Global banking regulators have released final principles for the supervision of microfinance activities.

The Basel Committee on Banking Supervision issued the final version of its paper on Monday illustrating the application of the existing Basel principles for prudential regulation and bank supervision to microfinance activities.

The paper also highlights key differences between microfinance and conventional retail banking, and points out areas where deviation from its principles may be warranted where microfinance is concerned. “Such a tailored approach will enable countries to strike the right balance between the risks posed by microfinance and the supervisory costs as well as the role of microfinance in fostering financial inclusion,” it says.

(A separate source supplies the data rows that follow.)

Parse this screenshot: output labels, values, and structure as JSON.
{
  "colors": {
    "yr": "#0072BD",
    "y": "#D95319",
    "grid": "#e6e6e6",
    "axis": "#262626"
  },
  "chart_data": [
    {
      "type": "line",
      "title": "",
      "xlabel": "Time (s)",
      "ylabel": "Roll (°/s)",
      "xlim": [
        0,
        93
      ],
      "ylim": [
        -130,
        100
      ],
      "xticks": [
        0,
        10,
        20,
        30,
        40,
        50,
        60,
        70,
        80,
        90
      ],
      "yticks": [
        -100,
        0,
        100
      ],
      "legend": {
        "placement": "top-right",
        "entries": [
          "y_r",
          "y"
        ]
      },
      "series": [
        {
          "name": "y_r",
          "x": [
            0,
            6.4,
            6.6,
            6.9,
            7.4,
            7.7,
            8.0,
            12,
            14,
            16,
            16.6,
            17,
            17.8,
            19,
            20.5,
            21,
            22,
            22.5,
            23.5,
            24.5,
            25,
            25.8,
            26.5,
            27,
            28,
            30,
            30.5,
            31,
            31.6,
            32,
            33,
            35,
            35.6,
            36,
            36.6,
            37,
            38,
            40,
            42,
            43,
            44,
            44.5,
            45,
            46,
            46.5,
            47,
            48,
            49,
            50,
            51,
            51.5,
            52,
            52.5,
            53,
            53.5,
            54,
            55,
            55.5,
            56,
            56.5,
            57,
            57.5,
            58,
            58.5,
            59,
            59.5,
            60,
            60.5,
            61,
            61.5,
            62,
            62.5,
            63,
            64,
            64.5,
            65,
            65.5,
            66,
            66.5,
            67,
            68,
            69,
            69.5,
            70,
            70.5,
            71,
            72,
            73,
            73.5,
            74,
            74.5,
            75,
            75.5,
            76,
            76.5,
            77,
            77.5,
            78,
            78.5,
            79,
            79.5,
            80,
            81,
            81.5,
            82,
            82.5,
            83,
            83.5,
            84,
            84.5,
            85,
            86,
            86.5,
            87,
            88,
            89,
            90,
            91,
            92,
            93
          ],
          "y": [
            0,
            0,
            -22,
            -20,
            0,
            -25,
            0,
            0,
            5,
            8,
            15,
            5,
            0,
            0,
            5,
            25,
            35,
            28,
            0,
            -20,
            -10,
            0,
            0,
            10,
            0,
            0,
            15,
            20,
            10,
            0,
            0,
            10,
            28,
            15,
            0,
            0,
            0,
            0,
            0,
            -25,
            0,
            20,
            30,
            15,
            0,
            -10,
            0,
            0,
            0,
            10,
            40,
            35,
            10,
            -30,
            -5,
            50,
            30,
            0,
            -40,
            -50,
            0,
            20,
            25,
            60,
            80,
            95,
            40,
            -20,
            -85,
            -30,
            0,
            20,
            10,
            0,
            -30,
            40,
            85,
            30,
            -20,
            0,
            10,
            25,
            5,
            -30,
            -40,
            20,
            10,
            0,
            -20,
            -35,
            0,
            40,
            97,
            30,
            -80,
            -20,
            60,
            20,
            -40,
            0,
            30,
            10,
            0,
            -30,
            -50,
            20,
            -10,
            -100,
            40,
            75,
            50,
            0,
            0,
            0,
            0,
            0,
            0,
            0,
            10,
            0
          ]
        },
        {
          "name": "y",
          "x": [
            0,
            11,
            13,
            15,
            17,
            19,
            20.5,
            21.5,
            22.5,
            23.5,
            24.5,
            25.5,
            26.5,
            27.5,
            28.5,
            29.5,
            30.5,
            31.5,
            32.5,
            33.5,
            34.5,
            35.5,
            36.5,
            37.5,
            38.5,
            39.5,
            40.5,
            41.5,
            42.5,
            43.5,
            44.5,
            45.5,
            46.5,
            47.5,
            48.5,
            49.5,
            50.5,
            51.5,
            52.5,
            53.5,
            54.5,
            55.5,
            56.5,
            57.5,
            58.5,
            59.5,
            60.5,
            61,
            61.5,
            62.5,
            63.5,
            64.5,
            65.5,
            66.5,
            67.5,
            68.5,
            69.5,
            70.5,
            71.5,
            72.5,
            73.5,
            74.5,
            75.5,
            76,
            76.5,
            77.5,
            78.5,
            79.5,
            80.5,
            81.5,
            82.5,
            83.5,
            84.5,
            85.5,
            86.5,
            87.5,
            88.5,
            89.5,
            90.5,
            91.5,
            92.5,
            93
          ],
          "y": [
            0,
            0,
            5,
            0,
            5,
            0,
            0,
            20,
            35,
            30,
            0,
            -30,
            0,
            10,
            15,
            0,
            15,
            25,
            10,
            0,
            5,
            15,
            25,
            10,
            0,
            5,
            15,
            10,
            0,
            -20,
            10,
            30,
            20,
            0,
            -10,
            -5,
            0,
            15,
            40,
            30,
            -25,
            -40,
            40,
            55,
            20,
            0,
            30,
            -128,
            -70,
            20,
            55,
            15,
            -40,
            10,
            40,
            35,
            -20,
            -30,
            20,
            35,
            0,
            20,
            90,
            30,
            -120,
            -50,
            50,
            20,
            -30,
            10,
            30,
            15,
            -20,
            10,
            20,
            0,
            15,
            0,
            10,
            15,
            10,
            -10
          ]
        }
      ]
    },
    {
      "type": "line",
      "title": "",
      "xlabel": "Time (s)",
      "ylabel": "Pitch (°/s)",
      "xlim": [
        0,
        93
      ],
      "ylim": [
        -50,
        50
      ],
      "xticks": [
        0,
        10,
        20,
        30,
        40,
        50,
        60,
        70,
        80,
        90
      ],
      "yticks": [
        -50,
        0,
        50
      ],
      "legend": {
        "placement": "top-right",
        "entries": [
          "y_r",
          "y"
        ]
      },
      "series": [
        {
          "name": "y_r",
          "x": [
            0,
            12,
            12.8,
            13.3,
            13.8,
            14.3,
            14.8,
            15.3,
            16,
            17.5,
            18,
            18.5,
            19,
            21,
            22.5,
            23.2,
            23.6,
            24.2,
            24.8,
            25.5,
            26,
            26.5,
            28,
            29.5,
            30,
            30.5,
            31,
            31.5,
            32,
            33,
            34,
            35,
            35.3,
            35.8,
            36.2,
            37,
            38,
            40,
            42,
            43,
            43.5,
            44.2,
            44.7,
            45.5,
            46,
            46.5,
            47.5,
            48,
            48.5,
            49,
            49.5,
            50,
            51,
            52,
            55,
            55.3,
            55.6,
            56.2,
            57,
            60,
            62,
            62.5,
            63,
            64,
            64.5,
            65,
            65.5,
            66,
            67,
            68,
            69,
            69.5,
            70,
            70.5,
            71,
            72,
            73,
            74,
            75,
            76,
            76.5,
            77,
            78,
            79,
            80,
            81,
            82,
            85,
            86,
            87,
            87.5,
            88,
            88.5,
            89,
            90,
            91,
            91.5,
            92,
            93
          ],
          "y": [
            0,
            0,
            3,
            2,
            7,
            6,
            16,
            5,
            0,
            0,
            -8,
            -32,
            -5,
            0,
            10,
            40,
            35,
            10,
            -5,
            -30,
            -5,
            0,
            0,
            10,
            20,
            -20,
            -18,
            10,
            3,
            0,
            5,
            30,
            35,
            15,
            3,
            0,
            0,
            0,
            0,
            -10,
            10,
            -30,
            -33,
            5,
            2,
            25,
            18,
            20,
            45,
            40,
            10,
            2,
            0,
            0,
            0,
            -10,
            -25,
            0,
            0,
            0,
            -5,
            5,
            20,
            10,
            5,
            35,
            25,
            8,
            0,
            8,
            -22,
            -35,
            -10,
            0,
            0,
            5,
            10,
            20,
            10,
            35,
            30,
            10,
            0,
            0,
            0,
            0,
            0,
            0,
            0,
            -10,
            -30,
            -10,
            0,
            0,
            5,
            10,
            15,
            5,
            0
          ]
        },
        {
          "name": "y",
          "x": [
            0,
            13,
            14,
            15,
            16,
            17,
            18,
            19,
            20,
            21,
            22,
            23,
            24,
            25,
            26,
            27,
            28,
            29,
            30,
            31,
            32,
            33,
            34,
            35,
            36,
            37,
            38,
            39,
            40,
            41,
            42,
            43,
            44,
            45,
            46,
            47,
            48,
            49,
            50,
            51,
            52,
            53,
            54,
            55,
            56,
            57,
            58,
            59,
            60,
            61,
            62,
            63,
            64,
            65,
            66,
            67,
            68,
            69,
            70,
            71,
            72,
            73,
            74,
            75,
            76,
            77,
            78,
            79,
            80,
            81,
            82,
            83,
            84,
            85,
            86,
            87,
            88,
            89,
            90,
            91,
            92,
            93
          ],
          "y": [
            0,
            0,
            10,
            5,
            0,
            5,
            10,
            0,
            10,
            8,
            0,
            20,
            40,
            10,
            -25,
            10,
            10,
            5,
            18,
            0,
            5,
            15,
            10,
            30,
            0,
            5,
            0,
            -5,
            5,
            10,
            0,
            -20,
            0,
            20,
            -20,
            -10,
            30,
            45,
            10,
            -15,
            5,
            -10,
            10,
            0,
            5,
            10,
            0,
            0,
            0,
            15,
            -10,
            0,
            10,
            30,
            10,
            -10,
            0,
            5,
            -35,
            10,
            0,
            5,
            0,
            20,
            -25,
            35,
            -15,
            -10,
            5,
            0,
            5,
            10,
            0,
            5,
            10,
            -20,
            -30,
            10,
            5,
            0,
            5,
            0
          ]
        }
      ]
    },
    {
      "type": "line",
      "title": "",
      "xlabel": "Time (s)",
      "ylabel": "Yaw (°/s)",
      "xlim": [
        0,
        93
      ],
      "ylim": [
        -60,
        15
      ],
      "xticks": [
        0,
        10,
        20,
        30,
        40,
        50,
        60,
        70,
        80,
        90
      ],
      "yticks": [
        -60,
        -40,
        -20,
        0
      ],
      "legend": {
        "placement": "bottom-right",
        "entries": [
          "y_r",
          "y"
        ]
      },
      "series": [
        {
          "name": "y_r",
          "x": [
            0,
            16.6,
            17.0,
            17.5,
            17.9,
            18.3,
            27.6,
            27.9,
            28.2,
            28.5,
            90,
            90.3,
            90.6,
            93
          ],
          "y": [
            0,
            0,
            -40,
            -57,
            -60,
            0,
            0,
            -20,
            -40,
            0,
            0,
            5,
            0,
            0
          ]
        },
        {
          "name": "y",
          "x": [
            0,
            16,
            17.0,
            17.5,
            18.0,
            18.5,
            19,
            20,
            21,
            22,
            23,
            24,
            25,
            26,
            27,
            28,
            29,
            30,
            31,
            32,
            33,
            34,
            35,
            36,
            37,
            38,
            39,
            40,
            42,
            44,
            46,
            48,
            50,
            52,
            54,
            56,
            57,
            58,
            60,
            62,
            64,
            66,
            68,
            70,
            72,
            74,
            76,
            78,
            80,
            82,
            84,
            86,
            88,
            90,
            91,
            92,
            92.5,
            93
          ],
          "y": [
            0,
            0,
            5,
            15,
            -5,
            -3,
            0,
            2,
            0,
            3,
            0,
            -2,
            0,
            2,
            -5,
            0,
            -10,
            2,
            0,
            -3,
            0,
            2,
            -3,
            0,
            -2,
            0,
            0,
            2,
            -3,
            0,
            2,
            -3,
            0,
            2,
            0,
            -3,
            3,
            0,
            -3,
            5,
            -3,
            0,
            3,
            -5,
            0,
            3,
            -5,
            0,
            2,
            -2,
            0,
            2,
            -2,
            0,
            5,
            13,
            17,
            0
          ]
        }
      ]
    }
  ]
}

A few of the core principles apply equally to both sorts of activities, but the paper suggests that many of them, such as those dealing with permissible activities, licensing criteria, capital adequacy, the management of various risks (credit, market, liquidity, operational, and interest rate, risk), dealing with impaired assets, among others, should be tailored specifically to the microlending business.

Nout Wellink, chairman of the Basel Committee and president of the Netherlands Bank, noted that, “given the unique characteristics of microfinance and the range of practices on regulating and supervising this line of business, the guidance will assist supervisors in applying the core principles in a manner that is commensurate with the type, complexity and size of depository microfinance activities conducted in their jurisdictions”.